Overall, the procedure that you described makes sense and you can continue using it. Below are replies to your questions:
10: Seeing the message about Naked edges is normal. Before GVol starts working on volume meshes, it checks for the presence of free surface mesh boundaries or edges (in general, they are called naked edges). Let’s consider a simple mesh cube with each side represented by a planar face; there are no naked (free) edges in it - each side is fully connected to the other side and this cube creates a watertight (close-volume) domain which can be filled with volume mesh. Now, if you remove one side or cut a hole, the cube becomes non-watertight, and it cannot be filled with volume mesh. In this case, the check will indicate that there are naked edges, and they have to be fixed before volume meshing. However, if you only extract one side of the cube to make a separate mesh out of it (consisting of one quad face) but not delete it, free/naked borders will appear, but the domain still stays watertight and valid: now it just consists of two conformal meshes. This is what happens in your case, and you can ignore the message.

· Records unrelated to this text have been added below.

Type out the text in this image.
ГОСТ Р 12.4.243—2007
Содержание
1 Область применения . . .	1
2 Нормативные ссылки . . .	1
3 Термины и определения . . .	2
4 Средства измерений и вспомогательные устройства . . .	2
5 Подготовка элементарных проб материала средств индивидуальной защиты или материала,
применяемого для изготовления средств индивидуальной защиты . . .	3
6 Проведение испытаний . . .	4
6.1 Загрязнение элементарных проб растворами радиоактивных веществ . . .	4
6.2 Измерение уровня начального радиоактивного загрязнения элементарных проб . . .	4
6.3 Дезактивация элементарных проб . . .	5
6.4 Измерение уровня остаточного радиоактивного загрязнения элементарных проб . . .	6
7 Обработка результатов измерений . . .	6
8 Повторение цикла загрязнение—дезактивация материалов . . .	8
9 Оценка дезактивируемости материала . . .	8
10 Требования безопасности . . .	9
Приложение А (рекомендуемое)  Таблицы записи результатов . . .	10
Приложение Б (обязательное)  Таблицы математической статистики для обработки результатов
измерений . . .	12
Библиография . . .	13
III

This message is intended for people to pay extra attention to the presence of naked edges in the model, but they can be there by design or because of some problems (e.g., holes, non-conformal intersections, etc.) You can turn off this check and message by going to
GVol -> MeshSettings -> IniErrorCheck -> set to 'No'.
11: First of all, GVol is a conformal volume mesher, it will not operate or create non-conformal meshes. However, the simplest way to check if FLAC3D mesh is conformal is to run couple commands and check their output:
zone gp merge - merge coincident gps, if there are any. If you work with a single mesh, the command should output 0 gps merged.
zone attach by-face - attach all non-conformal faces (which includes edges and gps). If you get that 0 faces are attached, it means that the mesh is fully conformal. This may be useful to check when you already have a model in FLAC3D and you add another conformal piece to it.
One thing that I may suggest is using GExtrude command instead of steps 5-9. The command extrudes mesh boundaries to a predefined surface (in your case, create a large plane at desired position) and it keeps extruded mesh conformal with the original mesh. You can also specify some of the meshing parameters in the command (however, if you keep extruded part separate, you can always remesh it). See help documentation about the command and Tutorial 6, where it is used.
Note that GExtrude may not work well if the extruded mesh has “foldover” (Z-type) boundary in the extrusion direction.
An approach that Gian has offered, is also valid, but as you have separate meshes generated from each curve, you will have to use GInt to intersect them. The good thing about this approach is that it would create separate groups.
Finally, if you work with planar surfaces, you may consider using FLAC3D Extruder to generate a slab. You will need to import a DXF into it, discretize edges as desired, create unstructured meshes for all 2D domains, and then extrude model in 3rd direction (you can specify the direction). The plus of this approach is that generated zones will be of hexahedral and wedge types only (which are higher quality), the minus - is that it may be a bit tricky to achieve desired discretization of the edges in 2D plane (it will depend on the initial DXF).
In general, there are numerous ways to create meshes for FLAC3D and you may consider using one approach or another depending on complexity of the mesh and time available for creating it.